Only on ‘Come Closer’, one of the stronger cuts here, does Andonov reach beyond her ‘comfort octave’ and dare to sing a few more notes, resulting in a more human sound. Of course, given Sixth June’s general predilection, I doubt aural humanity is high on the agenda, so they only let this happen once. The rest of the song is a swirling, ominous mood piece that evolves into choppy goth-dance, all on the back of what sounds worryingly like a slowed-down version of the bassline from Seal’s ‘Crazy’. Still, for all its glumness, it’s actually rather enjoyable.
Otherwise, it’s much the same. The pumping retro-techno of ‘Today’ starts with an sense of portent, and at least plays around a little with arrangement and tempo (as much as programmed drums will allow), but the overall starkness of tone is indistinguishable from every other track. Similarly, despite the addition of a guitar –merely to accentuate the offbeats- and an evocation of a cataclysmically depressed girl group, ‘Inside’ disappears into the tenebrous murk. The aforementioned ‘82’ lives up to its title, but not necessarily in all the right ways.
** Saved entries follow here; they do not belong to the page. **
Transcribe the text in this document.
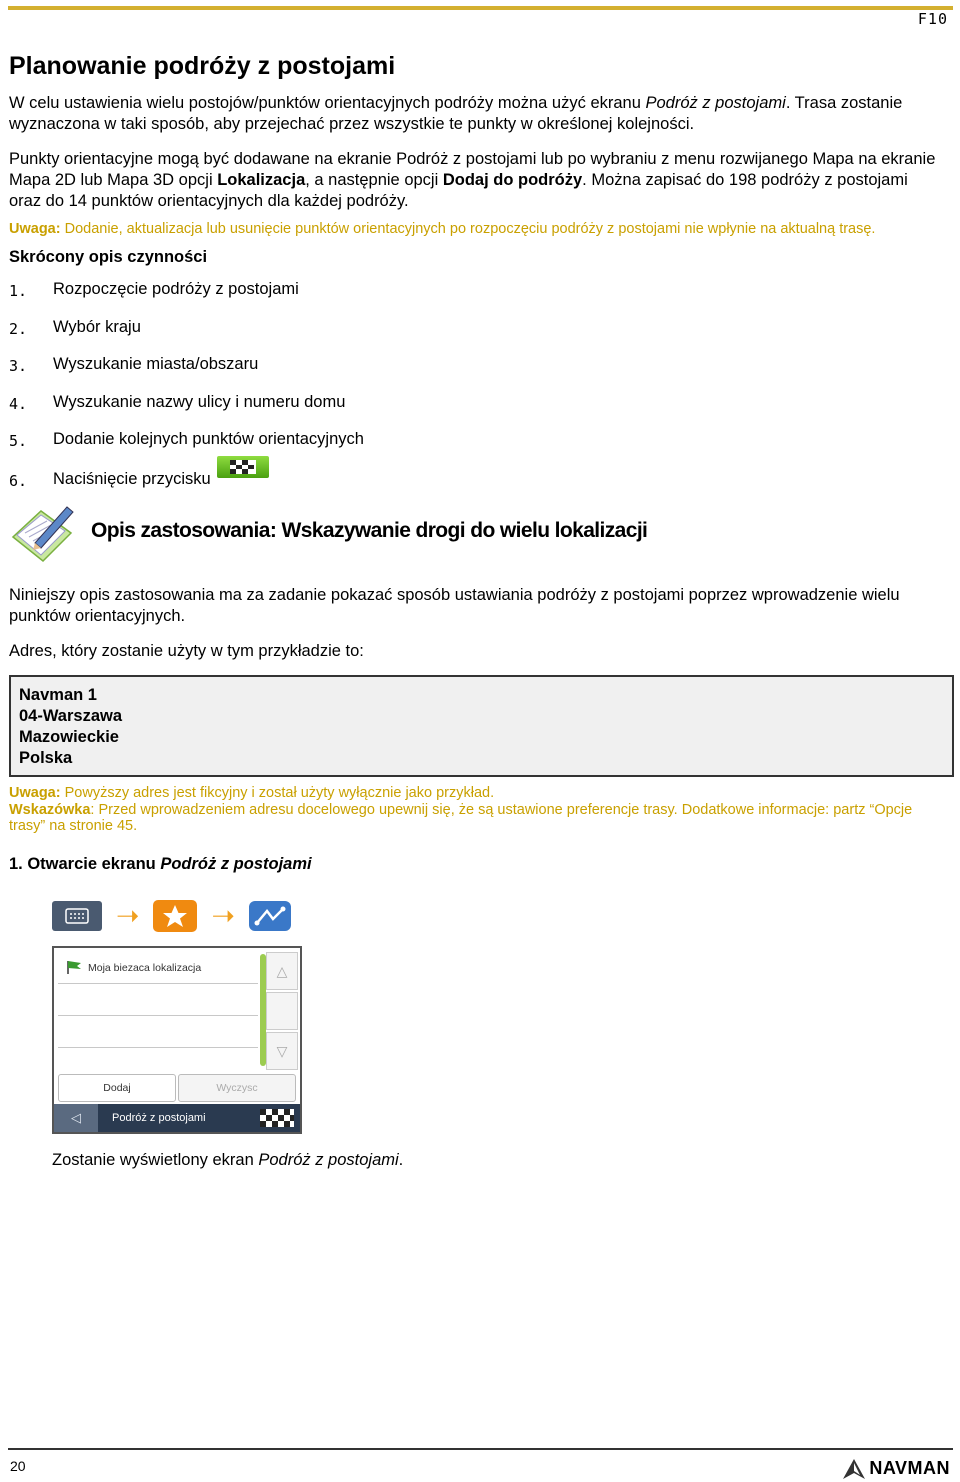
F10
Planowanie podróży z postojami

W celu ustawienia wielu postojów/punktów orientacyjnych podróży można użyć ekranu Podróż z postojami. Trasa zostanie wyznaczona w taki sposób, aby przejechać przez wszystkie te punkty w określonej kolejności.

Punkty orientacyjne mogą być dodawane na ekranie Podróż z postojami lub po wybraniu z menu rozwijanego Mapa na ekranie Mapa 2D lub Mapa 3D opcji Lokalizacja, a następnie opcji Dodaj do podróży. Można zapisać do 198 podróży z postojami oraz do 14 punktów orientacyjnych dla każdej podróży.

Uwaga: Dodanie, aktualizacja lub usunięcie punktów orientacyjnych po rozpoczęciu podróży z postojami nie wpłynie na aktualną trasę.

Skrócony opis czynności
1.	Rozpoczęcie podróży z postojami
2.	Wybór kraju
3.	Wyszukanie miasta/obszaru
4.	Wyszukanie nazwy ulicy i numeru domu
5.	Dodanie kolejnych punktów orientacyjnych
6.	Naciśnięcie przycisku
Opis zastosowania: Wskazywanie drogi do wielu lokalizacji

Niniejszy opis zastosowania ma za zadanie pokazać sposób ustawiania podróży z postojami poprzez wprowadzenie wielu punktów orientacyjnych.

Adres, który zostanie użyty w tym przykładzie to:

Navman 1
04-Warszawa
Mazowieckie
Polska

Uwaga: Powyższy adres jest fikcyjny i został użyty wyłącznie jako przykład.

Wskazówka: Przed wprowadzeniem adresu docelowego upewnij się, że są ustawione preferencje trasy. Dodatkowe informacje: partz “Opcje trasy” na stronie 45.

1. Otwarcie ekranu Podróż z postojami
➝	➝
Moja biezaca lokalizacja	△
▽
Dodaj	Wyczysc
◁	Podróż z postojami

Zostanie wyświetlony ekran Podróż z postojami.

20	NAVMAN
Riding a tinny keyboard motif headlong into oversized shoulder-pad land, there is a whiff of cheese about it that really starts to get quite pungent as it goes on.
Still, for all its glumness, it’s actually rather enjoyable.
Overall, totalitarian 80’s obsessives and minimalist synth devotees will probably regard Sixth June as manna from heaven. Their analogue-robotic ambience, fastidious attention to detail and undeniable melodic ear will doubtless count in their favour when preaching to the converted, but the cold iron curtain they wilfully operate behind is unlikely to help endear them to less zealous listeners. On the whole, though, they do what they do well, and, as long as they resist descending into parody, should have a bright, bleak future.